Ravel: Alborada del gracioso
Ravel: Suite from Ma Mère l'Oye
Ravel: Rapsodie espagnole
Golijov: Azul ("Blue") for Cello, Hyperaccordion, Percussion and Orchestra - Yo-Yo Ma
Yesterday evening the National Symphony Orchestra's 2009-2010 season wrapped up for good as the musicians are probably bracing themselves up for unpredictable weather and assured traffic jams at the otherwise lovely outdoor venue of Wolf Trap in Virginia. The final concert was a curious affair: the program was certainly not one of the typical all-around crowd-pleasers. Nothing against Ravel, but I highly doubt that the performance was solidly sold-out thanks to his inventive, yes, but ultimately light Ma Mère l’Oye or Rapsodie espagnole. The name of our conductor for the occasion, Jeffrey Kahane, may not have rung many bells either, although he has been around for a while and is highly respected as a conductor and as a pianist.

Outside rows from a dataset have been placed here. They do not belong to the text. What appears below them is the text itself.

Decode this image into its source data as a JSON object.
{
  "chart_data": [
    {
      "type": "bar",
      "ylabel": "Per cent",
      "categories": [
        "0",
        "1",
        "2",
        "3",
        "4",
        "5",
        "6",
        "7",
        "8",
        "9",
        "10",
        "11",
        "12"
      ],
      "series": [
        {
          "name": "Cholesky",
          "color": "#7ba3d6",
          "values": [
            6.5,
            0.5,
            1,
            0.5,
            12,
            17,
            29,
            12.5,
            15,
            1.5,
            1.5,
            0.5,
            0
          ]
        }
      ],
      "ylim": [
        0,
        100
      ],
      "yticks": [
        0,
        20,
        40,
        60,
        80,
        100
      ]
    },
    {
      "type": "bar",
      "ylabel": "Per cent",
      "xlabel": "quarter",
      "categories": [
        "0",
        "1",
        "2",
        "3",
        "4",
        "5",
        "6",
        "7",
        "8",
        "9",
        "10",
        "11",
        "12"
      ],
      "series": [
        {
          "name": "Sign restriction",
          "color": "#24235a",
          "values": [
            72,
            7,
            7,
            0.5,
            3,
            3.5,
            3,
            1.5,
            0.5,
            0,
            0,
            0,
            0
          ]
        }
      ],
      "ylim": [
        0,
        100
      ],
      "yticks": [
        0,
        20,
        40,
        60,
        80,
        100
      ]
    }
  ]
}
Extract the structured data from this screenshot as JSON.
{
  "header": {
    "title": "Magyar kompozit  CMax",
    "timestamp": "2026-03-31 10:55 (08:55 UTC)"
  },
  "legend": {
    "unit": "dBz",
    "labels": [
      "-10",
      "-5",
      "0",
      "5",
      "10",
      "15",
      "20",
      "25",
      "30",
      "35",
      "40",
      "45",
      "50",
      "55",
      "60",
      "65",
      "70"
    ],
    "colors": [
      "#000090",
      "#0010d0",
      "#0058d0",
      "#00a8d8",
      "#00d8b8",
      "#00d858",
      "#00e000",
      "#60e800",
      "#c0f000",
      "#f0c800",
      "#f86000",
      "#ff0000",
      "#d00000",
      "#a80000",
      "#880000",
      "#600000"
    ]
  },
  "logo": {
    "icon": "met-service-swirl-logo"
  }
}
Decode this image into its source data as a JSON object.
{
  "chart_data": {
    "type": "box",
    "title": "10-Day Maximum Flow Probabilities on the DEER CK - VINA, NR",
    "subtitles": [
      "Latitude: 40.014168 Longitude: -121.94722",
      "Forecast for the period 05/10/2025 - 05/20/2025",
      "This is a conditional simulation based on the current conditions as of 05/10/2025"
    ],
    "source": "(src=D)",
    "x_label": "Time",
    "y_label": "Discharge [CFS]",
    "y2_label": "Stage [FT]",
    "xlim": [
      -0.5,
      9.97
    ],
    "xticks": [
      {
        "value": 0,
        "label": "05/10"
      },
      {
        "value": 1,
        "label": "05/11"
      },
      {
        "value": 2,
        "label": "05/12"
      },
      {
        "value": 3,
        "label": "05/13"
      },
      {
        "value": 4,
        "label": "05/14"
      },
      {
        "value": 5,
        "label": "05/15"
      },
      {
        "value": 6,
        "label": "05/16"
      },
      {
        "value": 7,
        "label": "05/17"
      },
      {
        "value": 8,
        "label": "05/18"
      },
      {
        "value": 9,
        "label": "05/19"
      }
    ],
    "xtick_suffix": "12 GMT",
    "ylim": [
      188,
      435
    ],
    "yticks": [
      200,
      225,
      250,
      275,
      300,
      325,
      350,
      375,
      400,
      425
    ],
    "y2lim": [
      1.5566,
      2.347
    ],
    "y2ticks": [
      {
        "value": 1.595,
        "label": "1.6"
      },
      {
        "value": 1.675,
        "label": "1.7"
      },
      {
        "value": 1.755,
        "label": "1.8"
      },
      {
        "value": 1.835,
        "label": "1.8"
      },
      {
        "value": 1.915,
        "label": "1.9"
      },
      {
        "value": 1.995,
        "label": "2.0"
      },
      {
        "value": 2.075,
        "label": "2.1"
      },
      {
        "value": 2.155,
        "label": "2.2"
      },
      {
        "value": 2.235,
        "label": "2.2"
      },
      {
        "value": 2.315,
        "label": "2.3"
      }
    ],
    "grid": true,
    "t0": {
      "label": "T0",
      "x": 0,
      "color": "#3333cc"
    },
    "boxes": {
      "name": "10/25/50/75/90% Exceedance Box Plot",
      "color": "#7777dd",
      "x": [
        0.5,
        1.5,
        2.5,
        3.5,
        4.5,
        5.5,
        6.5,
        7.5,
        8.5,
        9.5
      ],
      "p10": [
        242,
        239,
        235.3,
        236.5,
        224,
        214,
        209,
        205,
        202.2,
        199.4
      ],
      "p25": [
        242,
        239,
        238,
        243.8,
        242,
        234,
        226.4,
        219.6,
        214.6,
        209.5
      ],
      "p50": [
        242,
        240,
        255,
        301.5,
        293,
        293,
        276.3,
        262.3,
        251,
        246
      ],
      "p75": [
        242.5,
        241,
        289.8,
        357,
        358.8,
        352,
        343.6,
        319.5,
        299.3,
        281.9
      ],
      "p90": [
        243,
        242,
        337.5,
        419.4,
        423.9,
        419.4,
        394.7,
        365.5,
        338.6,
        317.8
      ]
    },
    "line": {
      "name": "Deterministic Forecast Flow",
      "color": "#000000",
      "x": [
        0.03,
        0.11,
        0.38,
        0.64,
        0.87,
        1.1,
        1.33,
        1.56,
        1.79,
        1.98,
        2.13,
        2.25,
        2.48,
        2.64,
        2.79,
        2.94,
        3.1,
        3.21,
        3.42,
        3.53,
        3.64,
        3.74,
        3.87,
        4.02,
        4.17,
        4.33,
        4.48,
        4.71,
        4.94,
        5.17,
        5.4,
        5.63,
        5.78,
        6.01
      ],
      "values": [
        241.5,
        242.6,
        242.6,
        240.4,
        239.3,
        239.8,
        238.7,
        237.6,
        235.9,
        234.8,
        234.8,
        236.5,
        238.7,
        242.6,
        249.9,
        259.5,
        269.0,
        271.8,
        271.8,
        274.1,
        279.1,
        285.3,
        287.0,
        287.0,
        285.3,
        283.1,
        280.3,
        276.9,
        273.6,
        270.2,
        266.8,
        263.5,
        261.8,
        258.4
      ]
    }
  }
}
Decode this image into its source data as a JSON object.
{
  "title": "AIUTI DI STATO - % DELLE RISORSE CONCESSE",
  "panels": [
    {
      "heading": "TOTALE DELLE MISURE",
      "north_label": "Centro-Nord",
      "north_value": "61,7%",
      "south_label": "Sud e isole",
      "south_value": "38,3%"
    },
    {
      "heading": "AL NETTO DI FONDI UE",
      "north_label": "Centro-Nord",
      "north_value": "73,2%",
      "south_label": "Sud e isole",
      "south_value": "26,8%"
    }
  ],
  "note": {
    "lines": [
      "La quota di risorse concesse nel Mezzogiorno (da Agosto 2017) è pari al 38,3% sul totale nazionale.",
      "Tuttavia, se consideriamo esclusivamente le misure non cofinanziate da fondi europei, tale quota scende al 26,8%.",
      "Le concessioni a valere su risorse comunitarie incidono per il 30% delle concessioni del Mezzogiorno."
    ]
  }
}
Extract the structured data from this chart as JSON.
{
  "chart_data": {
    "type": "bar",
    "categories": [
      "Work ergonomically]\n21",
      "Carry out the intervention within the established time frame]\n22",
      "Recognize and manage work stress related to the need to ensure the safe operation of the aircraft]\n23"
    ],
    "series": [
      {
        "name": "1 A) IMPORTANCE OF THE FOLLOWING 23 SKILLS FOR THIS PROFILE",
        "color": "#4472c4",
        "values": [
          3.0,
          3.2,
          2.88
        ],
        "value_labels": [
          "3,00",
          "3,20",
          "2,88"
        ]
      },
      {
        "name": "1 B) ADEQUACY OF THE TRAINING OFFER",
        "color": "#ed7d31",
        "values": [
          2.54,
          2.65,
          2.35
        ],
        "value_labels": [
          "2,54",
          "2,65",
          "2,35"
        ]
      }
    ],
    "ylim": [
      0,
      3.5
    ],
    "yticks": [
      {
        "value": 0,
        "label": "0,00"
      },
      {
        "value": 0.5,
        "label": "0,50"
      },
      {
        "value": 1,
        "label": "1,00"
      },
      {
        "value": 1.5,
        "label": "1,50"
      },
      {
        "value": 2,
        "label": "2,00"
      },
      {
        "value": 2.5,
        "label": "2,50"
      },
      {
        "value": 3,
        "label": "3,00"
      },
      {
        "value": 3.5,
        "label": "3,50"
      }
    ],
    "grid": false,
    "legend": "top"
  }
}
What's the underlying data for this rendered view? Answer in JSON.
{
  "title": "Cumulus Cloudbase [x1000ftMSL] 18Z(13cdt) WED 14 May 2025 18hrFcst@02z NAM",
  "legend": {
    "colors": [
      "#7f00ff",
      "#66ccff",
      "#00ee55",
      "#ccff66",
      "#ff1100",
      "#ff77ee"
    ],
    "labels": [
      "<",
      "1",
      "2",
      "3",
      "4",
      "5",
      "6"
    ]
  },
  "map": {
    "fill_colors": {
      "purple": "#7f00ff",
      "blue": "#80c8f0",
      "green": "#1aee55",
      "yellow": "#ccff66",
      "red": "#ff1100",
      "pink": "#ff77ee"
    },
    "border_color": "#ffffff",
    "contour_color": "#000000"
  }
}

The big draw on this unusual Tuesday night date was of course the promise of “An Evening with Yo-Yo Ma”, and the programmers took no chances by scheduling him after the intermission, thus avoiding the unavoidable exodus after his performance. It is also probably a safe bet to assume that most of the audience had never heard of Argentinean composer Osvaldo Golijov, and the promise of an “hyperaccordion” in the title of the piece sure made me cringe (What’s the point of moving 3,000 miles from the dreaded French instrument if it follows me here?!) but hey, an evening with Yo-Yo Ma is too good of an offer to pass, so there I was.
Although I’ve never been a huge fan of Ravel’s, I have to admit that his Alborada del Gracioso was an enjoyable, energetic way to start the festivities, hailing all the way back from Provence and its troubadours.
The scores he wrote for the four traditional tales Pavane de la Belle au bois dormant (Pavane of the Sleeping Beauty), Le petit poucet (Hop o’ My Thumb), Laideronnette, Impératrice des Pagodes (Empress of the Pagodas) and Les entretiens de la Belle et la Bête (The Conversations of Beauty and the Beast) are decidedly low-key but harmonically complex little pieces, and Jeffrey Kahane led the orchestra into appropriately multi-faceted, lively interpretations of them.
Then it was on to some vibrant, Iberia-flavored rhythms with his Rapsodie espagnole, no doubt inspired by both his Spanish mother and his own birth in Basque country. Full of joyful and languorous melodies, it was a fun and fitting way to conclude this mini Ravel festival, which turned out not to be so painful after all. So there.
If anybody ever questioned Yo-Yo Ma’s across the board popularity, the rousing ovation he received for simply appearing on the stage would have dissipated any remaining doubt. But more than just a superstar, the Paris-born, US-bred Chinese virtuoso remains first and foremost a consummate musician, and yesterday he obviously meant business. Golijov’s Azul for Cello, Hyperaccordion, Percussion and Orchestra is not an easy trip to get on, but extremely rewarding if you let yourself go with the flow. Originally written for Yo-Yo Ma and the Boston Symphony Orchestra for the 125th anniversary of the Tanglewood Festival in 2006, then reworked by its composer in 2007, it is a deeply atmospheric, at times widely exotic, journey through world cultures and religions that could have been magically transporting, if it had not been for the grating sounds of that darn “electronically enhanced” accordion. But hearing Yo-Yo Ma tackle a genuinely engaging contemporary work is always a real treat, and last night was no different, eventually giving this last concert, and the now past season, a truly grand finale.